Encourage our children to attend college, review all the options
Attending college is an aspiration for many people. It’s something that is encouraged by school counselors and teachers, especially when you grow up in poverty. Unfortunately, college is not always encouraged by families or parents from low income neighborhoods due to factors involving the cost to go to college. Another factor is how un-common it is for someone within a low income family to attend college. Given the high the cost of going to college, is the cost a deterrent? When looking at the negative impact the cost of going to college has had on society, it clearly is a deterrent. College tuition and the debt that comes with it can cause is a real concern, particularly for African Americans. Student loan debt has been an ongoing conversation in America since I can remember. In this article we’ll do a breakdown on how student loans are hindering Black Americans from advancing, increasing financial wealth, and highlighting Historically Black Colleges and Universities (HBCU) that help to lessen financial burdens and often have higher success rates.
It’s important to mention that, “For over a quarter of a century, New Mexico has been a national leader in providing free college to its residents. A fully funded Opportunity Scholarship opens the door for every New Mexican to reach higher, strengthening our economy, our families and our communities” (NM Gov. Michelle Lujan Grisham) In New Mexico the SB 140 law was signed into effect in 2022, which expanded free college tuition to most residents. (CNN, 2022) As a recipient of the scholarship, not having to worry about how classes will be paid for provides peace of mind. New Mexico is a trailblazer in higher education for it’s residents and continues to be an example of what progress looks like when trying to attain higher education.
What New Mexico is doing isn’t typical in other states. United States student loan debt is nearly at $1.75 trillion as of 2022. (Student Loan Hero, 2022) Furthermore, a report from 2022 recorded that 55% of bachelor’s degree recipients who graduated from four-year public and private nonprofit colleges had student loan debt. (Student Loan Hero, 2022). Regarding Black undergraduate students, 32% of Black undergraduate students borrow $40,000-$59,999 cumulatively. (Hanson, 2022) African American students have the second- highest monthly payments of around $350 or more. (Hanson, 2022)
This is money that could go towards savings accounts, paying off cars, or even toward the elusive goal of home ownership, which could improve the national economy. The craziest part of this is that scientist, economists, and sociologist agree that racial and ethnic variations in student loan debt and repayment are the results of socioeconomic factors, rather than physical or inborn characteristics. The forgiveness of student loan debt could possibly increase Black wealth by up to 40%. (Hanson, 2022)

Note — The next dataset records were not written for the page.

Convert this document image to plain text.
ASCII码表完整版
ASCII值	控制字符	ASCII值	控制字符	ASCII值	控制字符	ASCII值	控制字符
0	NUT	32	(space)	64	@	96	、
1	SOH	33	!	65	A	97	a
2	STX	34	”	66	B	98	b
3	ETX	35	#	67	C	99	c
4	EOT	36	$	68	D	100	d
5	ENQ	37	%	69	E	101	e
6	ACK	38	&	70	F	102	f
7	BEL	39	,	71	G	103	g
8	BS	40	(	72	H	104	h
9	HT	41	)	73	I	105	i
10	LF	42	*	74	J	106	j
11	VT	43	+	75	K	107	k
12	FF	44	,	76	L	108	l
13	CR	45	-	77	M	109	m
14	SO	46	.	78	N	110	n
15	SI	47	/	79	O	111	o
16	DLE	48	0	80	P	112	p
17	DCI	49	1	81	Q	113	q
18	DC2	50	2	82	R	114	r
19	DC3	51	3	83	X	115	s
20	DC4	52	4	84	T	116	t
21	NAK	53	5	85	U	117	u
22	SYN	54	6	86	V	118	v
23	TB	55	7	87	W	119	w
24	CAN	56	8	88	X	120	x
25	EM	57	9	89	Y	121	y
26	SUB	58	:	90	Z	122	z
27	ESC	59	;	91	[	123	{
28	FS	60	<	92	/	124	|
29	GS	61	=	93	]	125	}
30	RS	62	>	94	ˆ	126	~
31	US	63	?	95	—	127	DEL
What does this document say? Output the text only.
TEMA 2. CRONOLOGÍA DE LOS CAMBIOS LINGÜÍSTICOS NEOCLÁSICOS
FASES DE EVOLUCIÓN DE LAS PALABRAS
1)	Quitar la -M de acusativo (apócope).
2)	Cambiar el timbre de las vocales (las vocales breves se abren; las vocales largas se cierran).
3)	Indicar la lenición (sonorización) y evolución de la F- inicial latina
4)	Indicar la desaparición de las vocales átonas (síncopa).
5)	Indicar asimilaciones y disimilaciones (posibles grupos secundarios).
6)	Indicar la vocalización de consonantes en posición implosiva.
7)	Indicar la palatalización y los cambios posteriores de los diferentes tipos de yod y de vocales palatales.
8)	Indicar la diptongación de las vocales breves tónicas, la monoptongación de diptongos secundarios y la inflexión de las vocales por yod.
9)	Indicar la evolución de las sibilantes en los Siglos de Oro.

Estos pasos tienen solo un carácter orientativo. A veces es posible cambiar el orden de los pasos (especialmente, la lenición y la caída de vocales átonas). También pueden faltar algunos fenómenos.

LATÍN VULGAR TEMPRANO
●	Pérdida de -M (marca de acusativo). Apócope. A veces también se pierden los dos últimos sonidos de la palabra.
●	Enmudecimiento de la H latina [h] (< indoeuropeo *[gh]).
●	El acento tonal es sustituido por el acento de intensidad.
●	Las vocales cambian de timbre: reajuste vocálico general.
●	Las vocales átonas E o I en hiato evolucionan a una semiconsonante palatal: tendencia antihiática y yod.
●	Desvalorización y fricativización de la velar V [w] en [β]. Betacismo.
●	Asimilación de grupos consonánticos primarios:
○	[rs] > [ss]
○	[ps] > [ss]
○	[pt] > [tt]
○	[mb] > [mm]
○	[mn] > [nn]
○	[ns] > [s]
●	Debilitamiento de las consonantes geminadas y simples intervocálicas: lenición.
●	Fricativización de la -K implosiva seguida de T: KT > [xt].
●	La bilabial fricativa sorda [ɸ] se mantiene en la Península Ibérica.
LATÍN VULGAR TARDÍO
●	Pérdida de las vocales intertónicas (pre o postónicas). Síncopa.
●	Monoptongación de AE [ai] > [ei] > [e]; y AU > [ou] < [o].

According to the Education Data Initiative, over 50% of Black student borrowers report their net worth is less than what they owe in student loan debt. Four years after graduation, 48% of Black students owe an average of 12.5% more than they borrowed. (Hanson, 2022) Depending on the program, a Black person going to college could put themselves in more debt than entry-level employment could ever pay them, which hinders financial advancements. 46% of Black student borrowers are more likely to put off buying a home, while 66% regret taking out a student loans to fund their education in the first place. Unfortunately, getting a loan is the most accessible route to attending college for the less fortunate.
Historically Black Colleges and Universities (HBCUs) provide a solution. HBCU tuition rates are, on average, almost 30% less than comparable institutions, while maintaining the same quality of education. (Lomax, 2021) In fact, HBCU’s produce almost 20% of all African American graduates and 25% of African American graduates in the STEM fields of science, technology, engineering and mathematics – the critical industries of the future. (Lomax, 2021) We also know that Black students perform better when they are supported. The Gallup-Purdue poll noted that Black graduates of HBCUs are significantly more likely to have received support while in college than their Black peers who graduated from predominantly White institutions. (Lomax, 2021). Now, where you apply is your choice, but consider the facts.